昭和51年3月30日、恵美子さんは常磐ハワイアンセンター娯楽館にある
フラメンコ喫茶「エスパナ」の最後のステージに立った。
1曲踊り終えた後、常磐音楽舞踊学院の後輩が言った。
「私たちのリーダーであります豊田恵美子さんが明日、結婚のため引退することになりました。
ここで香取先生から花束の贈呈があります。
お受け取りくださいませ」
恵美子さんは花束を受け取って香取先生と抱き合い、
後輩と2人で再び踊り、腰に巻いたショールをほどいて後輩の首にかけ、ステージのそでに入った。
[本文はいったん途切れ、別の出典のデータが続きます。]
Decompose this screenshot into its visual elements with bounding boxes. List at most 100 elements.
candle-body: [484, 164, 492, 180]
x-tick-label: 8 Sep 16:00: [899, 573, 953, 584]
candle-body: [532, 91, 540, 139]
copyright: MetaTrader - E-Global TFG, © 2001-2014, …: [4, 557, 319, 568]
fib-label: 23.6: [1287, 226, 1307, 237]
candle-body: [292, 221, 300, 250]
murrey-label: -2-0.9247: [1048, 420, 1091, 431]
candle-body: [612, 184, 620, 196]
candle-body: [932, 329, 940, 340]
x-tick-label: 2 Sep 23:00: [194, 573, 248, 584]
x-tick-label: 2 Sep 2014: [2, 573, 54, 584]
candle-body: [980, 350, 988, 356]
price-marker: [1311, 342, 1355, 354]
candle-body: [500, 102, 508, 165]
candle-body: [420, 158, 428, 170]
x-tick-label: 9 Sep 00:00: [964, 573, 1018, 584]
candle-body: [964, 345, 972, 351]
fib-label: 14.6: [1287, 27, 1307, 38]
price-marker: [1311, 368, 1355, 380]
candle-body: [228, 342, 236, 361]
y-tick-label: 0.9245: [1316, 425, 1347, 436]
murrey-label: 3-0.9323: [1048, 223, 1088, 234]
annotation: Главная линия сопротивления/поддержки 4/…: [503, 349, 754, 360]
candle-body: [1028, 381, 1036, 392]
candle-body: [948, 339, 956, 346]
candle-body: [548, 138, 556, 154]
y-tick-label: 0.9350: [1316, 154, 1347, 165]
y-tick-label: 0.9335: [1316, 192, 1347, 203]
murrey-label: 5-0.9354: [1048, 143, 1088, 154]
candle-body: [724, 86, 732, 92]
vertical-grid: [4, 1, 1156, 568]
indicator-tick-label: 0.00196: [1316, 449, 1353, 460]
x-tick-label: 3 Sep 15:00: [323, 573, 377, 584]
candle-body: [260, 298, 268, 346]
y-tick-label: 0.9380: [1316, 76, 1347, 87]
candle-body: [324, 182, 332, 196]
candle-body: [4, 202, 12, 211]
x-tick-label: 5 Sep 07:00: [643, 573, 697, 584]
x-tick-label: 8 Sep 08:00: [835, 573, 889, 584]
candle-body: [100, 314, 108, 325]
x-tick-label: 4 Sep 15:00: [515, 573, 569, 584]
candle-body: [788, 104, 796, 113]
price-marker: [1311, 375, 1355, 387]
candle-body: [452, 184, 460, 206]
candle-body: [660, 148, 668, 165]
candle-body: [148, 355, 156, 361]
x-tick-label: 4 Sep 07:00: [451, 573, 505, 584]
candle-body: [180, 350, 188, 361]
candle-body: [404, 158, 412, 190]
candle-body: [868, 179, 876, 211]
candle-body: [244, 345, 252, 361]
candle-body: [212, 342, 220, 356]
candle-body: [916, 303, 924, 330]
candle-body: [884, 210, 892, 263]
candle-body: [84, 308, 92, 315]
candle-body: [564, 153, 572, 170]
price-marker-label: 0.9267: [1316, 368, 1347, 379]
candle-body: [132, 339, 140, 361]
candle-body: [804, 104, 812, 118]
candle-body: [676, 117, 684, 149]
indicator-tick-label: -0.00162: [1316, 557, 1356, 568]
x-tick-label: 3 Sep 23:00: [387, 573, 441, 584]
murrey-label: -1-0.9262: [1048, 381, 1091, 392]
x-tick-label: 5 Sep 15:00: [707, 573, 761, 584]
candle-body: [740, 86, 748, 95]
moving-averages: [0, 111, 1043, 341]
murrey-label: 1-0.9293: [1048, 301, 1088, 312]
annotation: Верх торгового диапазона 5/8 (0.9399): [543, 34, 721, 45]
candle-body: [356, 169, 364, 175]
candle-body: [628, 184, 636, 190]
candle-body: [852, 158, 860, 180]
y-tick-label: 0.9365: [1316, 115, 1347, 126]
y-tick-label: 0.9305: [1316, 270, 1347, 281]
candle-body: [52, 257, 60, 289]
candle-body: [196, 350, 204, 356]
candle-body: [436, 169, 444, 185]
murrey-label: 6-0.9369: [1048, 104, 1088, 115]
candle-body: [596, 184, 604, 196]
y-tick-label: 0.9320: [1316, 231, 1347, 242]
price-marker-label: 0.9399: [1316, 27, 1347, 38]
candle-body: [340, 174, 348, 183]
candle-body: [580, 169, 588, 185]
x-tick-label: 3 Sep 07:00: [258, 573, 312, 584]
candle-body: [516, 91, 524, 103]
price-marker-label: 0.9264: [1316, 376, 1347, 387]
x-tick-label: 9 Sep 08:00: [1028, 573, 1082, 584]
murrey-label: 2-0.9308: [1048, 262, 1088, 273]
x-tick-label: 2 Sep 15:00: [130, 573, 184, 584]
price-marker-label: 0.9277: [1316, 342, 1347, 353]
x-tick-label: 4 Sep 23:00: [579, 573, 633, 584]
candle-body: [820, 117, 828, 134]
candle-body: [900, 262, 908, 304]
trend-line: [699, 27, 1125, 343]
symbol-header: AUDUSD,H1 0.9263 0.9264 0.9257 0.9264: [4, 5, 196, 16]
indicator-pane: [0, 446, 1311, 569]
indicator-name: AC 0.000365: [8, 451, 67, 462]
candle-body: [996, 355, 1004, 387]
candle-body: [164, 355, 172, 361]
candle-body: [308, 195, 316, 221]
そして、お別れにもう1曲。香取先生と2人、カスタネットを手に踊った。
ハワイアンセンターのオープンから10年が過ぎ、恵美子さんは32歳になっていた。
周りを見回すと、いつの間にか一期生は恵美子さんだけになっていた。
ほとんどが結婚を機にステージを去った。
そのなかで恵美子さんは助教授の肩書きをつけながら、現役で踊り続けていた。
よく人から理想の男性や結婚について尋ねられた。
でも踊りを知れば知るほど、その世界にのめり込んでいった。
「踊りへの執念と怨念みたいなものが私のなかに宿っている限り、結婚は遠い存在かもしれない」。
そう思っていた。
それでも、どうにか様になってきた後輩たちに「結婚するので辞めます」などとあっさり言われると、一瞬がく然として素直に「おめでとう」の言葉が出なかった。「もったいない」という気持ちと、
さらりと女の幸せに飛び込めることへの反発と嫉妬が、恵美子さんのこころを締めつけた。